There has been recent attention paid to staffing ratios in hospitals, reportedly something the government is currently trying to address, but you can reduce the burden of stress with a few minor investments.
What is PPI?
PPI stands for Payment Protection Insurance. This insurance can be offered by individual companies such as your credit card companies, or by your mortgage lender. You may also be able to choose one company to take care of all your investments. Payment Protection Insurance does not replace your income, but it can make payments on outstanding loans on your behalf during certain circumstances.
What situations might qualify you to receive PPI benefits?
- Layoff
- Unemployment
- Illness
- Other extenuating circumstances
What might disqualify you to receive PPI benefits?
Applying for PPI if you are currently under any of these conditions may disqualify benefit payments to you:
- Unemployed status
- Self employed
- Contract worker
If you qualify for benefits, here are some of the ways, both tangible and intangible you might benefit from PPI:
- Reduced stress—many people underestimate the importance of this factor. Increased stress makes us vulnerable to further illnesses, depression, and other emotional or even mental issues. We can’t put a price tag on the benefit of reducing stress.
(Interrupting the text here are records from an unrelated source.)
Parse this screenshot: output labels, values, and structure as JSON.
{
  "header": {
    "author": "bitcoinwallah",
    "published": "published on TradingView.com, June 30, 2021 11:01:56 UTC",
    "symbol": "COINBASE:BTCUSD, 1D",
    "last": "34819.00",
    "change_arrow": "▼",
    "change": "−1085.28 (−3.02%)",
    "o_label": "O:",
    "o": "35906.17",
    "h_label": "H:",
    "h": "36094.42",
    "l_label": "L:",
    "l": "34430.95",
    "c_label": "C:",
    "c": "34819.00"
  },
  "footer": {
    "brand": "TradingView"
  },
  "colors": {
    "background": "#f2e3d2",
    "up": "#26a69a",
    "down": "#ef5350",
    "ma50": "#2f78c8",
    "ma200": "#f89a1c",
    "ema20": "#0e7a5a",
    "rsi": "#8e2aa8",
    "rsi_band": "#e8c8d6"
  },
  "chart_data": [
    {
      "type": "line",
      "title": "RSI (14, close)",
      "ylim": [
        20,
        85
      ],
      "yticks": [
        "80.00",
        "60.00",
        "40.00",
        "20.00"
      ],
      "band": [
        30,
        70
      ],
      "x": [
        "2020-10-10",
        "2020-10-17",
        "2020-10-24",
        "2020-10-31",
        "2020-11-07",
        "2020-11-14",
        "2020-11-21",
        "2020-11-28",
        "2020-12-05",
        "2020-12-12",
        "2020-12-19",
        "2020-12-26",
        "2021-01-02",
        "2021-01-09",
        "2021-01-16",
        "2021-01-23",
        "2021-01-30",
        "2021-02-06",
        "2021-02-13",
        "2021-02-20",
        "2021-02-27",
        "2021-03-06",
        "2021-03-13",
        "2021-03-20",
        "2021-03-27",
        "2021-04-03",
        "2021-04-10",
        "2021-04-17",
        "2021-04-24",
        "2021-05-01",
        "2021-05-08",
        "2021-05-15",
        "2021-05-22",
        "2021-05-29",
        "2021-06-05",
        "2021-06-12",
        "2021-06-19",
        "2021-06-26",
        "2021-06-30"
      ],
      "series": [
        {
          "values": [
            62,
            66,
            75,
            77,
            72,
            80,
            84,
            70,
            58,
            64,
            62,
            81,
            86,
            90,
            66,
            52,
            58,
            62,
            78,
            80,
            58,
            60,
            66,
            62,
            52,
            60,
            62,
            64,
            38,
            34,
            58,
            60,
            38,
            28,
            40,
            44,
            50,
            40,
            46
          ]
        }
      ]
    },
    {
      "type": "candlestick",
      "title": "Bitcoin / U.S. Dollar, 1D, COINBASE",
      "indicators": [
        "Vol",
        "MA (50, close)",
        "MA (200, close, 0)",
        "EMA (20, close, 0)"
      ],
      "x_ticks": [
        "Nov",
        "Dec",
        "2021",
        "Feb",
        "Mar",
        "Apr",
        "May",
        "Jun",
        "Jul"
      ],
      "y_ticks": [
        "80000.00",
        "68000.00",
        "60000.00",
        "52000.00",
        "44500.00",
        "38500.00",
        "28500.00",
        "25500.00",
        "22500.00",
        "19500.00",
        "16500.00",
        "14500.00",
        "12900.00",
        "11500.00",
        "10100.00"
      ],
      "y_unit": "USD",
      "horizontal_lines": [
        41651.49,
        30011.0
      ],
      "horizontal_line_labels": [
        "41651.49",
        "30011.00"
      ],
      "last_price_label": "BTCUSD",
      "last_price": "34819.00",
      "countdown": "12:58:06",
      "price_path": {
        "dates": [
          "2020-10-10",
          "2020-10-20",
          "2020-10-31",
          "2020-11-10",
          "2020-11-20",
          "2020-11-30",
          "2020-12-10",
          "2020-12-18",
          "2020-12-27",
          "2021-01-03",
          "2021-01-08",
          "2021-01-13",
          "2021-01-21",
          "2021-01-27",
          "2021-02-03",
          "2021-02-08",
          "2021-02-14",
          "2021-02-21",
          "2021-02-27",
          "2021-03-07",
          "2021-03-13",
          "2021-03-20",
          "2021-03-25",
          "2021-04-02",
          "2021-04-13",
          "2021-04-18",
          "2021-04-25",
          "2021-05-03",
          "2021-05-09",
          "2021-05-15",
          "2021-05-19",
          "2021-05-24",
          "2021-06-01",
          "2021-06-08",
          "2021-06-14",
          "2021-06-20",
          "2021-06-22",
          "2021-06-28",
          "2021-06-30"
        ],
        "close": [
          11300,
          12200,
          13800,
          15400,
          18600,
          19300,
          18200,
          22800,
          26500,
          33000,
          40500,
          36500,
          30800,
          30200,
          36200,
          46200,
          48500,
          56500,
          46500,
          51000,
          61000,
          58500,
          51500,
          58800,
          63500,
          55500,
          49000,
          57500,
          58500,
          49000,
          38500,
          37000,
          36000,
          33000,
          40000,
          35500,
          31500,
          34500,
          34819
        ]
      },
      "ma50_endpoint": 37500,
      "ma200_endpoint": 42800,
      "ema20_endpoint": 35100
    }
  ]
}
- Payments—if you have taken the time and effort to invest in something such as a home or vehicle, you don’t need a temporary setback pulling the carpet out from beneath your feet. With medical bills piling up, the potential loss of a home is a very real concern.
- Credit rating—by having PPI which can help make payments on your loans, you are also protecting your credit rating if something unfortunate occurs.